Sometimes someone asks me if I believe in God or if I have faith. Most of the time it is women, both young women and adults, who do this, while men who believe that they are always already men of the world and are eternal children keep away from questions about faith.
I always remain a little uncertain about the answer, not out of fear but out of shame, and I try to slip away by changing the subject. But, in reality, the discourse returns as, for now, the sun and the moon return and, then, it is better to face it. So, you believe in God, do you have faith?
I believe in the dignity and freedom of human life, but my faith is not religious transcendence. Faith in the biblical God and in our Father is also my faith, but it is a faith without religious myth to which, ultimately, human selfishness clings to be pardoned and saved individually.
This very human and very natural act of selfishness is none other than life that seeks to preserve itself beyond its end no longer belongs to me, and I recognize that human life, however universal it may be, is individually finite and destined to be consumed.
The creation of human life inevitably passes through its destruction and the very words of Christ on the Cross – my God, my God why have you forsaken me? – are the expression of the free life of men that they would not be if God, by withdrawing, had not abandoned them in order to make them exist by killing them. But in that piece I only enclosed in a few lines the essence of Christianity which is the true religion, meaning that gives birth to the human soul and creates the individual.
If we are individuals identified people we owe it to Christianity which is the only successful revolution because it has concerned not politics and power but the soul and from here it has influenced the same power giving to Caesar what is Caesar’s and to God what is God’s.
The individual once created aspires, by virtue of his self-love, to preserve himself beyond himself, as if he could live forever in the bliss of paradise. After all, what is paradise being with the gods, if not individual life without evil? But a life without evil is conceivable only in the imagination, while in reality, that is, in life itself, life is such precisely because it is the evil, the desire, the hunger, the nourishment, the desire, the cupiditas for which the Judeo-Christian thought itself created the “original sin”.
The devil, which is the very vital manifestation of God, is our raison d’être with which and against which we live and fight for the conquest of well-being and for the preservation of the higher good which is our freedom, always linked body and soul to evil, to pain, to error which constitute its internal fuel.
The bliss of a paradise lost never had is only the expression of our hedonism with which we imagine life as an eternal holiday on the island of the blessed, while Christianity itself, at its roots and in its radicality, shows us how the same sin is a felix culpa that gives us the nobility of the free condition and the necessary work to preserve it.
Eternal life is the condition of the pure of heart who either recognize purity in the same impurity or are fanatics or impostors. The other night I dreamt that, while I was dying, a priest was showing me letters written by the Lord and found on his desk. The priest was showing me the letters and in order to induce me to conversion completely useless because from the very name I am nailed to my Christian desire -he also staged the coming of Jesus.
A dream, just a dream troubled by the heat. In which one glimpses the practice of priests approaching the dying man’s soul in an attempt to extort the words of repentance and conversion from him at the moment of his last hour and his weakness, while man in the vigour of life has kept faithful to life itself in its beauty and damnation, truth and falsehood, holiness and perversion.
I exposed to the black soul of the priest a kind of tempting devil, my religious belief that is the religion of freedom in which eternal life is to live and serve the Lord with joy, until the same Lord who rules life more than we can do gives us the possibility to endure life with fearsome sufferings because, instead, when the sufferings are led to the limit of the human it is better that the hidden God immediately lightens our chest.
Lay faith in life is faith in the possibility of believing in life. It is not at all taken for granted because his life is elusive and we are not the masters but the players. The sense of becoming brings out the tragic feeling that humanity, abandoned and close to the divine, carries in its chest and head.

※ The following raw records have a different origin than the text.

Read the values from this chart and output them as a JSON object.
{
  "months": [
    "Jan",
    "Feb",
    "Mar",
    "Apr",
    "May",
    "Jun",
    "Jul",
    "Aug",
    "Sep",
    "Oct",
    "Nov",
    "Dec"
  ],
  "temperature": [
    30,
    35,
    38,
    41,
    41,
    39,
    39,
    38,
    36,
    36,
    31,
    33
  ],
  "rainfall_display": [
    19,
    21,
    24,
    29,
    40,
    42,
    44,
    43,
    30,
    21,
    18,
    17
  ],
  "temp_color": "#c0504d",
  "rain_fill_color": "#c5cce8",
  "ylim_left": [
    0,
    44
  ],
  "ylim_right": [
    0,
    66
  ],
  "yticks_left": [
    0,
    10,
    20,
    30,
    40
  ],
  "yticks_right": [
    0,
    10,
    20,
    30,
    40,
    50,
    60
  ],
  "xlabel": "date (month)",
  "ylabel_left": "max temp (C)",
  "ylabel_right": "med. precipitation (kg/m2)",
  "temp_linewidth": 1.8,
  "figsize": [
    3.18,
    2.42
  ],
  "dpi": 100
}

Human life is a river that, whether we want it or not, takes us away, but if we want to live a decent life we can do nothing but have faith in the being that becomes, otherwise that life is One or Many, for us there is no possibility of being there and we are destined to lose and dissolve even before the final dissolution.
Sometimes it happens and people get lost in life and its infinite and conflicting desires, while to live more humanly we need to stop a feeling and build as much as possible ourselves and become what we are or believe we are. Human existence is made up of scales, one ascends and descends, or it is both matter and form or form that is “lowered” to matter in order to still be worked into a new form.
We are a journey by sea and by land between Athens and Jerusalem, we are pagans and Christians, we are unbeknownst to ourselves a form of knowledge in which life with its green and luxuriant tree makes itself known and cultivates itself to sprout and bear fruit new life that will still want life and will still want to know from glory to glory, de claritate in claritatem, from concept to concept as in a Bacchic dance in the order of ideas and things and of the poor human heart.
The Benedictine rule of prayer and work is the form that humanity takes once men are no longer divided into free and slaves and everyone is recognized as free because everyone is redeemed by the unknown God who recognizes us as worthy of love in our vital fragility that so much makes us proud in health and so much immerses us in infirmity.